Neville Glover OAM

Personal information
- Full name: Neville Kenneth Glover
- Born: 22 July 1955 Sydney, New South Wales, Australia
- Died: 2 April 2026 (aged 70)

Playing information
- Position: Wing
Club
| Years | Team | Pld | T | G | FG | P |
| 1975–1981 | Parramatta Eels | 121 | 54 | 0 | 0 | 152 |
| 1983 | Penrith Panthers | 11 | 4 | 0 | 0 | 16 |
|  | Total | 132 | 58 | 0 | 0 | 168 |
Representative
| Years | Team | Pld | T | G | FG | P |
| 1978 | Australia | 2 | 2 | 0 | 0 | 6 |
| 1978 | New South Wales | 1 | 0 | 0 | 0 | 0 |
| 1980 | City NSW | 1 | 0 | 0 | 0 | 0 |
- Source:

= Neville Glover =

Australian rugby league footballer (1955–2026)

Neville Kenneth Glover (22 July 1955 – 2 April 2026) was an Australian professional rugby league footballer who played in the 1970s and 1980s. A New South Wales interstate and Australia international representative , he played his club football in the NSWRL Premiership with the Parramatta Eels and Penrith Panthers.

==Playing career==
A Seven Hills junior, Glover made his debut for Parramatta in 1975. The following year Parramatta reached the grand final which was played against Manly-Warringah. With ten minutes of the match remaining and 15 metres out from a wide-open try line Glover dropped the ball over the line after Parramatta started a sweeping move from one side of the field to the other. Speaking in 2008 about the game, Glover said "Mate I'm at a prosecutors' conference today and the dropped ball thing has already been mentioned twice, I wouldn't say it gets brought up daily but certainly once a week it gets a mention". Glover dropped the pass which could have given the Eels the match-winning try.

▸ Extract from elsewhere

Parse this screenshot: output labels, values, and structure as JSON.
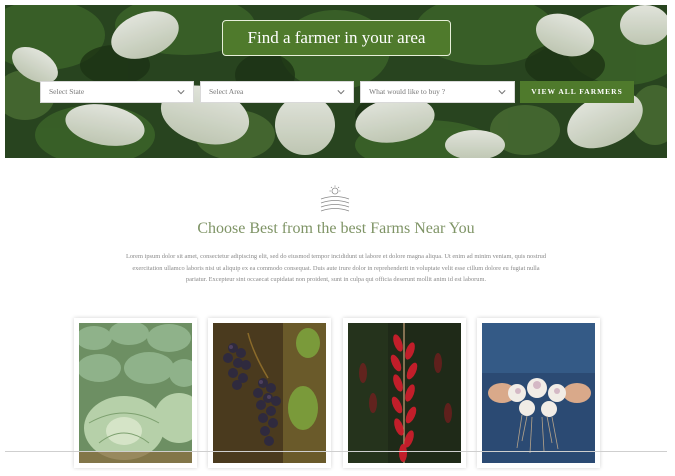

In 1978, Glover made his Australian test debut in Brisbane against a touring New Zealand side in the second of a three-test series. He scored the first of his two tries of the match after being on the field for only two minutes. He is listed on the Australian Players Register as Kangaroo No. 511. During the 1979 Great Britain Lions tour Glover represented New South Wales in the match they hosted against Great Britain.

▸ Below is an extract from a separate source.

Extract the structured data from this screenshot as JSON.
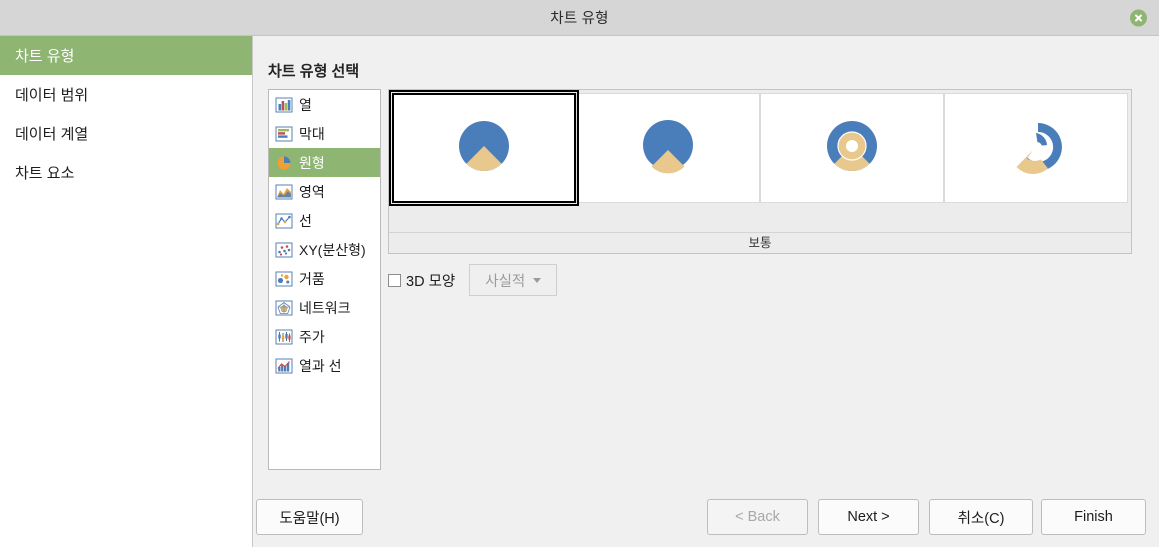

Following a grand final loss in reserve grade, Glover left Parramatta. He played one more season with Penrith in 1983.

==Post playing==
After playing, Glover went into coaching and later became a police officer. Glover became the senior sergeant in charge of all Hunter Region police prosecutors.

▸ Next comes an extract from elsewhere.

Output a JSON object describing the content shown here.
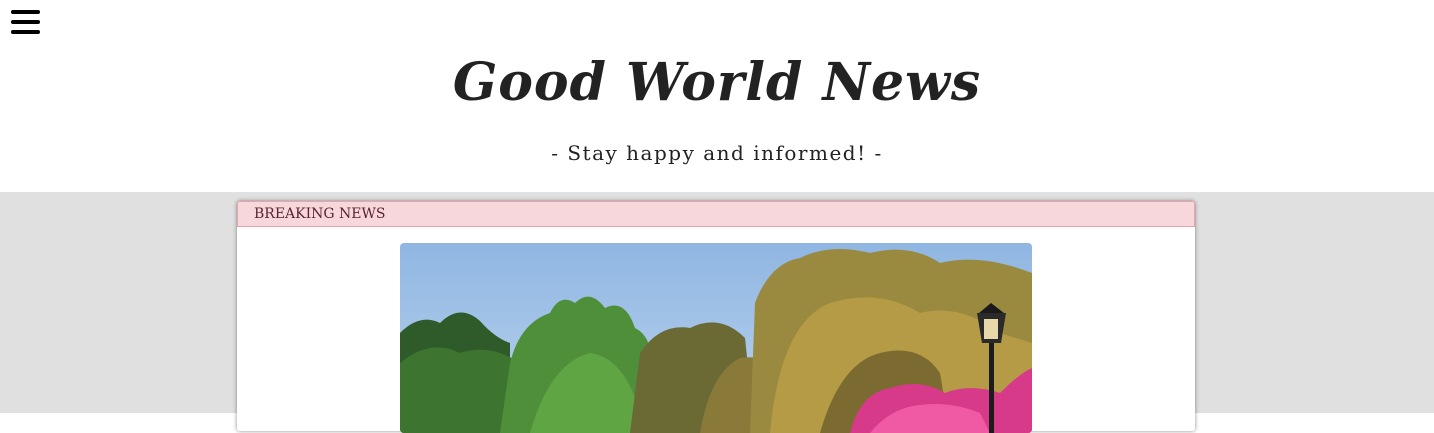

Glover died after a short illness on 2 April 2026, at the age of 70.

==Accolades==
In 2002, a team of the greatest Parramatta players, known as the Parramatta Legends, was selected based on a public vote of fans. Glover was selected on the wing.

He was awarded the Australian Sports Medal in 2000, and the Medal of the Order of Australia ‌in ⁠2018 for services to rugby league and the community.